Monday, September 29, 2014

Satellite Observations of Ash and SO2 from recent Volcanic Eruptions in Iceland

Hey guys,

this morning I submitted the following to the Finnish Remote Sensing Days 2014.

See you there!

Satellite Observations of Ash and SO2 from recent Volcanic Eruptions in Iceland
Janne Hakkarainen, Iolanda Ialongo, Simo Tukiainen, Rigel Kivi, Timo Ryyppö, Seppo Hassinen, and Johanna Tamminen

Finnish Meteorological Institute
P.O. BOX 505, FI-00101 Helsinki, Finland

Sulphur dioxide (SO2) has been measured from space since the 1982 eruption of El Chichòn [1]. Those measurements were carried out by Total Ozone Mapping Spectrometer (TOMS), which had a limited SO2 detection sensitivity, since the discrete measurement wavelengths were designed for total ozone measurements. Since those days, next-generation space-borne spectrometers like GOME, SCIAMACHY and OMI (Ozone Monitoring Instrument) have shown greatly improved SO2 detection sensitivity. These days, SO2 from volcanic eruptions and degassing are routinely monitored.
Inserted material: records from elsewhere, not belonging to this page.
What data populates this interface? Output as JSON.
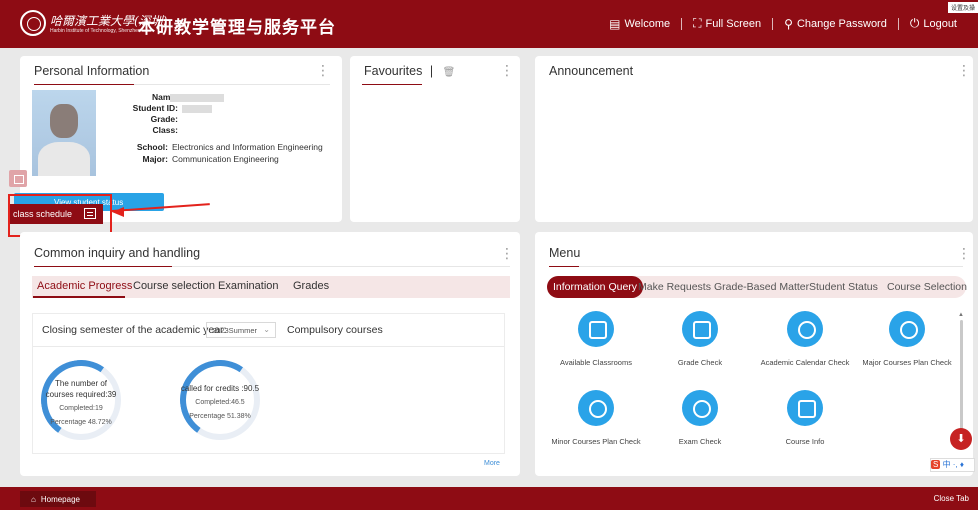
{
  "header": {
    "university_name": "哈爾濱工業大學(深圳)",
    "university_subtitle": "Harbin Institute of Technology, Shenzhen",
    "system_title": "本研教学管理与服务平台",
    "nav": {
      "welcome": "Welcome",
      "full_screen": "Full Screen",
      "change_password": "Change Password",
      "logout": "Logout"
    },
    "corner_tag": "设置及操"
  },
  "personal": {
    "title": "Personal Information",
    "labels": {
      "name": "Name:",
      "student_id": "Student ID:",
      "grade": "Grade:",
      "class": "Class:",
      "school": "School:",
      "major": "Major:"
    },
    "values": {
      "school": "Electronics and Information Engineering",
      "major": "Communication Engineering"
    },
    "status_button": "View student status information",
    "schedule_tag": "class schedule"
  },
  "favourites": {
    "title": "Favourites"
  },
  "announcement": {
    "title": "Announcement"
  },
  "inquiry": {
    "title": "Common inquiry and handling",
    "tabs": [
      "Academic Progress",
      "Course selection",
      "Examination",
      "Grades"
    ],
    "semester_label": "Closing semester of the academic year:",
    "semester_value": "2023Summer",
    "compulsory_label": "Compulsory courses",
    "ring1": {
      "line1": "The number of",
      "line2": "courses required:39",
      "line3": "Completed:19",
      "line4": "Percentage 48.72%"
    },
    "ring2": {
      "line1": "called for credits :90.5",
      "line2": "Completed:46.5",
      "line3": "Percentage 51.38%"
    },
    "more": "More",
    "progress_fractions": [
      0.4872,
      0.5138
    ],
    "accent": "#3f8fd7"
  },
  "menu": {
    "title": "Menu",
    "tabs": [
      "Information Query",
      "Make Requests",
      "Grade-Based Matter",
      "Student Status",
      "Course Selection"
    ],
    "items": [
      {
        "label": "Available Classrooms",
        "icon": "classroom-icon"
      },
      {
        "label": "Grade Check",
        "icon": "grade-check-icon"
      },
      {
        "label": "Academic Calendar Check",
        "icon": "calendar-icon"
      },
      {
        "label": "Major Courses Plan Check",
        "icon": "plan-check-icon"
      },
      {
        "label": "Minor Courses Plan Check",
        "icon": "plan-check-icon"
      },
      {
        "label": "Exam Check",
        "icon": "exam-check-icon"
      },
      {
        "label": "Course Info",
        "icon": "course-info-icon"
      }
    ]
  },
  "ime": {
    "s": "S",
    "text": "中 ·, ♦"
  },
  "bottom": {
    "tab": "Homepage",
    "close": "Close Tab"
  },
  "colors": {
    "brand": "#8e0c14",
    "accent_blue": "#2aa3e8",
    "annotation_red": "#e3221c"
  }
}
Satellite measurements of volcanic SO2 emissions can provide critical information for aviation hazard mitigation, particularly when ash detection techniques fail [2]. SO2 has low background making the volcanic SO2 plumes clearly distinguishable even long distance from source. For example systems like SACS (Support to Aviation Control Service, use SO2 as an indicator for volcanic activity and send email notifications when instrument specific thresholds are exceeded.
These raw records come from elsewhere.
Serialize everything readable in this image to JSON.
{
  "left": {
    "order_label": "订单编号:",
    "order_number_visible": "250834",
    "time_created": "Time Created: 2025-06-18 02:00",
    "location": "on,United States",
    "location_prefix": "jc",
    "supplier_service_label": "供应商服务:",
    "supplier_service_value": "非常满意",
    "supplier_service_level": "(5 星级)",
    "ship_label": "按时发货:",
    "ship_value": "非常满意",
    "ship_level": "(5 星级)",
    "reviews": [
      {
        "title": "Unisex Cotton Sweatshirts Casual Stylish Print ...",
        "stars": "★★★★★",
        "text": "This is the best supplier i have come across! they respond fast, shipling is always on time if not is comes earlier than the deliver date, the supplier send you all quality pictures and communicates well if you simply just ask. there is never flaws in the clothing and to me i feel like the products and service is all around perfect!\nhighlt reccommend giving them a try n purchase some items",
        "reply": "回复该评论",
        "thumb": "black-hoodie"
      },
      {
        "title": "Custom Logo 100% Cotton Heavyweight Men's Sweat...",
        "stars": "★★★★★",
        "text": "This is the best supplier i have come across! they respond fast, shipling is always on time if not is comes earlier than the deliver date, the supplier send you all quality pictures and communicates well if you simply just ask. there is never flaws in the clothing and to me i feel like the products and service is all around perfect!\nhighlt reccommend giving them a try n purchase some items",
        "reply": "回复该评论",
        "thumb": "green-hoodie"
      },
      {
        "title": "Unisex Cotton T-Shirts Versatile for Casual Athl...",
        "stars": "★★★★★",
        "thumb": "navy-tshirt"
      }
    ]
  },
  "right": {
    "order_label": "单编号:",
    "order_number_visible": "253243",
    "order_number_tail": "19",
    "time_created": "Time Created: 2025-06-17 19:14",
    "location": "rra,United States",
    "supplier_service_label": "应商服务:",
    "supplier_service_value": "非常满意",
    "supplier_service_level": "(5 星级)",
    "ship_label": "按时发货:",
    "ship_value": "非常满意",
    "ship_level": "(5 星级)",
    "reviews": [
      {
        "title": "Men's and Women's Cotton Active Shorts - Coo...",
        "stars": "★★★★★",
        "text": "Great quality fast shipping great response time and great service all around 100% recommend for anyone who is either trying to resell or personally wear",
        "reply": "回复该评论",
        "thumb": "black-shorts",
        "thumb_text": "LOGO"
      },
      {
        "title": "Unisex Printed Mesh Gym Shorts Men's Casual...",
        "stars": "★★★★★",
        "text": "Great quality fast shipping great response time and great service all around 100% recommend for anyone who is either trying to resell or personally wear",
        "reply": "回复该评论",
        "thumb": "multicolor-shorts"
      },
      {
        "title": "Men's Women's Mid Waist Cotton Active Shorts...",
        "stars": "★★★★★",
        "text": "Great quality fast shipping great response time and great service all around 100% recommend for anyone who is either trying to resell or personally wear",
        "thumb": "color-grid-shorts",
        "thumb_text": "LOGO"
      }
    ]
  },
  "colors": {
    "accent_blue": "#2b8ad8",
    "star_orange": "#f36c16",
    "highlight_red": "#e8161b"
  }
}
The fastest way to produce satellite data is to use the so-called direct-broadcast technique where the instruments measure the atmosphere and simultaneously send the data down to Earth for processing. These direct-readout data are provided about 15 min after the satellite overpasses the ground station. One of such systems was the Finnish OMI very fast delivery (VFD) service put together in 2004 for ozone and UV products. OMI VFD was updated in 2010—after the ill- famous Eyjafjallajökull eruption—for SO2 and aerosol products in order to monitor volcanic clouds. In 2011, OMI VFD system successfully monitored Grimsvötn eruption and both SO2 and aerosols were observed [3]. In 2014, new satellite observations from OMPS (Ozone Mapping and Profiler Suite) onboard Suomi-NPP were added, and the name of the system was changed to SAMPO (Satellite measurements from Polar orbit,

In this paper, we present direct-readout satellite data from OMI VFD/SAMPO service. We show the volcanic ash and SO2 clouds from 2011 Grimsvötn explosive and 2014 Holuhraun fissure eruptions. In addition, we show comparisons against ground-based measurements from Helsinki (2011) and Northern Finland (2014).
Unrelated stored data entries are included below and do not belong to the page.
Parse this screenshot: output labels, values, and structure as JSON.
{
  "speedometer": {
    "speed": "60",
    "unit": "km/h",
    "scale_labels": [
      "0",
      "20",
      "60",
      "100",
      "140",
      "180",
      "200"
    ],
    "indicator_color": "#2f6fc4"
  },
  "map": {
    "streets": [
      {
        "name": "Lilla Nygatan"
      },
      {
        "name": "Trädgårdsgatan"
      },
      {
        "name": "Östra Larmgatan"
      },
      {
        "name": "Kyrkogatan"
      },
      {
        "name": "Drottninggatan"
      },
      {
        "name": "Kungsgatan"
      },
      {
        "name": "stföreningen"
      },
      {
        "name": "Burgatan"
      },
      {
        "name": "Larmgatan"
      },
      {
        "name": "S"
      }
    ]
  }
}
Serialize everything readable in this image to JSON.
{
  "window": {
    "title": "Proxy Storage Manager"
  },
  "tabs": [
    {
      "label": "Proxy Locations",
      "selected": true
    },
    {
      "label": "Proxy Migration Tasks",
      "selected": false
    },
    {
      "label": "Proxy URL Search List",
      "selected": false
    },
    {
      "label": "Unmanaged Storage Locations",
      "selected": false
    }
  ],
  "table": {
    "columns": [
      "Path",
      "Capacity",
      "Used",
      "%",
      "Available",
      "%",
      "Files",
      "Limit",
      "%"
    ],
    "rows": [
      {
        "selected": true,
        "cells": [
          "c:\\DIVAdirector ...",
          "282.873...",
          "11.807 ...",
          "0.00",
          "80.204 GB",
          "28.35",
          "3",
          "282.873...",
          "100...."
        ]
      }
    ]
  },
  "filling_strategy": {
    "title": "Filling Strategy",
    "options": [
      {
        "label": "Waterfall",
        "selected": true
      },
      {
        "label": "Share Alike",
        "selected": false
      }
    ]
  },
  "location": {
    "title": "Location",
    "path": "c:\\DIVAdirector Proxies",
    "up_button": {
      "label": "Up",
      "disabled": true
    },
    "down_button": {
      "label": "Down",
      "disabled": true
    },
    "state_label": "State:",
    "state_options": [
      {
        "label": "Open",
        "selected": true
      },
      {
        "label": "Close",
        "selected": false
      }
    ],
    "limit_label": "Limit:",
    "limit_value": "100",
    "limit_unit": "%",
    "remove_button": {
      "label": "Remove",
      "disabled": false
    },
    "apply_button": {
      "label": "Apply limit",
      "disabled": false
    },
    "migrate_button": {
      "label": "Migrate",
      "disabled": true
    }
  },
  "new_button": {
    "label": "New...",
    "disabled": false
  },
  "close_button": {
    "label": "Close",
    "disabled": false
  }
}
[1] A.J. Krueger, N.A. Krotkov, and S.A. Carn (2008). El Chichon: the genesis of volcanic sulfur dioxide monitoring from space, J. Volcanol. Geotherm. Res., 175, 408-414, doi:10.1016/j.jvolgeores.2008.02.026.
[2] S.A. Carn, A.J. Krueger, N.A. Krotkov, K. Yang, and K. Evans (2009). Tracking volcanic sulfur dioxide clouds for aviation hazard mitigation. Natural Hazards, 51(2), 325-343, doi:10.1007/s11069-008-9228-4.
[3] V.-M. Kerminen, J.V. Niemi, H. Timonen, M. Aurela, A. Frey, S. Carbone, S. Saarikoski, K. Teinilä, J. Hakkarainen, J. Tamminen, J. Vira, M. Prank, M. Sofiev, and R. Hillamo (2011). Characterization of a volcanic ash episode in southern Finland caused by the Grimsvötn eruption in Iceland in May 2011, Atmos. Chem. Phys., 11, 12227-12239, doi:10.5194/acp-11-12227-2011.